Namesho urged students to approach the registrar and make payment arrangements well in advance to alleviate their debts on time and to avoid the disappointment of not receiving their qualifications upon graduating.

On Wednesday, about 4,400 students from UNAM graduated.

UNAM students’ debts in 2023 stood at N$617 million.

In March, student representatives at the UNAM Rundu Campus demanded that the institution release students’ academic records despite the debts.

One of the affected graduates, Joseph Kazangile, said the debts are mainly accumulated by self-funded students and those from disadvantaged backgrounds.

“What happened in the previous year, when a student completes their course with an institution of higher learning such as Unam, you get a status or annual results indicating you have obtained a degree if you have not, then it shows you have failed.

But unlike the previous year, what happened this year is something that has shocked us which resulted in us writing a lot of letters to the university after receiving calls from other students to understand and seek clarity why it is happening like this,” said Kazangile.

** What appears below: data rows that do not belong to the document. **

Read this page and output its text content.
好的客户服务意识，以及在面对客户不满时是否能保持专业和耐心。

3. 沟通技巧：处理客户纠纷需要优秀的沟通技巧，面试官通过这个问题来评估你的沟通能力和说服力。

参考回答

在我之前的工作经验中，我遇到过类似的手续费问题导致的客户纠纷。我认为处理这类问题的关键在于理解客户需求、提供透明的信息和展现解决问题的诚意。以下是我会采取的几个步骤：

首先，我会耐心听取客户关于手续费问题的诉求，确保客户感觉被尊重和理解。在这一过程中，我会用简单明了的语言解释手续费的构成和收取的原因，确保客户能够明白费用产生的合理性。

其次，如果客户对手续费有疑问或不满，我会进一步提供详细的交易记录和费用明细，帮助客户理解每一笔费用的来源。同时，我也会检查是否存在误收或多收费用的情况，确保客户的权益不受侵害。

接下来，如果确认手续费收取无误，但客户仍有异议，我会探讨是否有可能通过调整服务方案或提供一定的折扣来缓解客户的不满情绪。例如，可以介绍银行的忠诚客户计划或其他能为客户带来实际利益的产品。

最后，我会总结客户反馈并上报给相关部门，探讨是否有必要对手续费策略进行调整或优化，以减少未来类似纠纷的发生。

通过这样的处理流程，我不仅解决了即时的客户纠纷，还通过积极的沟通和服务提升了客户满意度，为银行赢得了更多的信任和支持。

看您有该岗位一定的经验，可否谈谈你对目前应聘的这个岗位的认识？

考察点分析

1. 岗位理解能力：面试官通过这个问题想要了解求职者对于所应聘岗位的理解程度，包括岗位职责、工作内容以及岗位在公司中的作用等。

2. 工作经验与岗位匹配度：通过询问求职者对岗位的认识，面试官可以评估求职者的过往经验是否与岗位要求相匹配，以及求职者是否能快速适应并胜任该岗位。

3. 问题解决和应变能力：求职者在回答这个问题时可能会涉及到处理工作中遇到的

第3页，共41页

He said this year in the beginning they learned that there was a notice indicating that there were outstanding fees students needed to pay, which was very shocking to them, thereby suggesting that Unam should allow students to obtain their academic records.

This was confirmed by both NUST and UNAM yesterday, following information circulating that NUST is in discussions to write off graduates’ debts.

According to a source who prefers anonymity, NUST top management members held a meeting last week, to discuss the writing off debts of students who are graduating this year, but owe the university.

The source said that during the meeting, one of the members suggested the writing off of debts, which was agreed upon verbally but it was not put on paper nor circulated to the rest of the university.